Thursday, May 3, 2007
You're So Very Mary, Mary
To follow up on my earlier post about the deglamorized world of Seventies sitcoms, does it seems odd to anyone else that Mary Richards didn't have an on-air role (sporadic appearances aside)? Mary Tyler Moore had been one of the most fabulous housewives to ever wear Capri pants when she costarred on The Dick Van Dyke Show in the early Sixties (in which the star similarly took an off-camera role in television production). Let loose on her own, she downshifted from accessorizing and occasionally appearing on national TV in New York to a behind-the-scenes post on local TV in Minneapolis.
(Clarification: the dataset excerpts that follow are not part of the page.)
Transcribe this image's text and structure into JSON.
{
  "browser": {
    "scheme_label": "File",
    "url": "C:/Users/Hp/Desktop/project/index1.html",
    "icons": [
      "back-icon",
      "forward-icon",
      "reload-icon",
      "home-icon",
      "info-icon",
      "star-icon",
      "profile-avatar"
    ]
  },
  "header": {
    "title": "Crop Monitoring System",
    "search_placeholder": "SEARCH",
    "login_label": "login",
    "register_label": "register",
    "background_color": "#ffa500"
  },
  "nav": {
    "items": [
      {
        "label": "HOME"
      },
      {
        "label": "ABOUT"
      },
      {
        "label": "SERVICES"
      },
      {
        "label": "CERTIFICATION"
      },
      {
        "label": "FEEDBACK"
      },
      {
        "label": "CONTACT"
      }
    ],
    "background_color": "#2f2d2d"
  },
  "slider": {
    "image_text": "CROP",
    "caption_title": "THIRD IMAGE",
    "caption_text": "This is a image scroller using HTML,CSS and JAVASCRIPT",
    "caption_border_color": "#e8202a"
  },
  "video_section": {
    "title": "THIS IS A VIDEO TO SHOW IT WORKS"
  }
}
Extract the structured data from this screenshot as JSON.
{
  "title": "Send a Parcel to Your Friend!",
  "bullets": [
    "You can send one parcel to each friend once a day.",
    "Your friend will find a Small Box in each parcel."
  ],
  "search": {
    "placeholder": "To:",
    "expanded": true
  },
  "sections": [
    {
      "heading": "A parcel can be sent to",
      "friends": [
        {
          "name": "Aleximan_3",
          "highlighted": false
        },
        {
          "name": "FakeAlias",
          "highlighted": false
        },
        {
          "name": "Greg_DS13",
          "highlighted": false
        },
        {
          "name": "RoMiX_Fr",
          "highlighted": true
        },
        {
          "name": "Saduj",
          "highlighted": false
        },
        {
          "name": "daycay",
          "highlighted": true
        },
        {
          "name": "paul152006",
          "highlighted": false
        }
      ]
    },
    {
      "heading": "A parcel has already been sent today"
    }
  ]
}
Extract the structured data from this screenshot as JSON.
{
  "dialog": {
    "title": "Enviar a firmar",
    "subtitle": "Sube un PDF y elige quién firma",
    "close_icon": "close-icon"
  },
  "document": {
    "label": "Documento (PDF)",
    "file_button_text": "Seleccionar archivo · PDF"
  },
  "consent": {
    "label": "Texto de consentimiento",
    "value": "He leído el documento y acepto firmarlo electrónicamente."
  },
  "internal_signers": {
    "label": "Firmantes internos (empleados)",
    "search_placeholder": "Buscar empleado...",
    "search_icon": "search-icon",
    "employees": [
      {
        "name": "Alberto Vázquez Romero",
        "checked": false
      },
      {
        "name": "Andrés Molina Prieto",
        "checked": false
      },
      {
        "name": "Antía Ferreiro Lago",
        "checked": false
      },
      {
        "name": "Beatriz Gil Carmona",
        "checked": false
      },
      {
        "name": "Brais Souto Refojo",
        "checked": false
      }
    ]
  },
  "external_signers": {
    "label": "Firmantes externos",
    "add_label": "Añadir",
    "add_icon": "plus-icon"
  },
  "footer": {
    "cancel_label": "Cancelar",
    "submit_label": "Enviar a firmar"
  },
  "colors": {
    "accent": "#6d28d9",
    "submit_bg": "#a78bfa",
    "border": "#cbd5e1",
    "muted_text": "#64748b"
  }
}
Ten years later, Maggie Seaver of Growing Pains would stumble into an on-air reporting gig, but the gorgeous Mary remained an associate producer, earning less money than a secretary.
In Minneapolis, no less, although that's certainly better than the dreary apartment in Indianapolis the gals from One Day at a Time suffered through. Producer Allan Burns has explained that they chose Minneapolis because they wanted a lot of indoor sets to foster conversational scenes, so they opted for a setting where the weather wasn't good. In any event, Mary ended up living in a $130-a-month room on the second floor of a house, sleeping on a foldout bed and tucking her pillow away behind the door of an armoire each morning.
An on-air role never seems to have been considered for Mary. The show seems to suggest, through the buffoonish Ted Baxter, that on-air talent is somewhat evanescent and that the real talent behind the WJM news team was the bearlike Lou Grant and the bald Murray Slaughter. Given the choice between joining either group, and even given the occasional appearances of Gordy the weatherman, Mary appears to have made the right decision. What this says for the relationship between the producers of The Mary Tyler Moore Show and the actors therein, I could not tell you.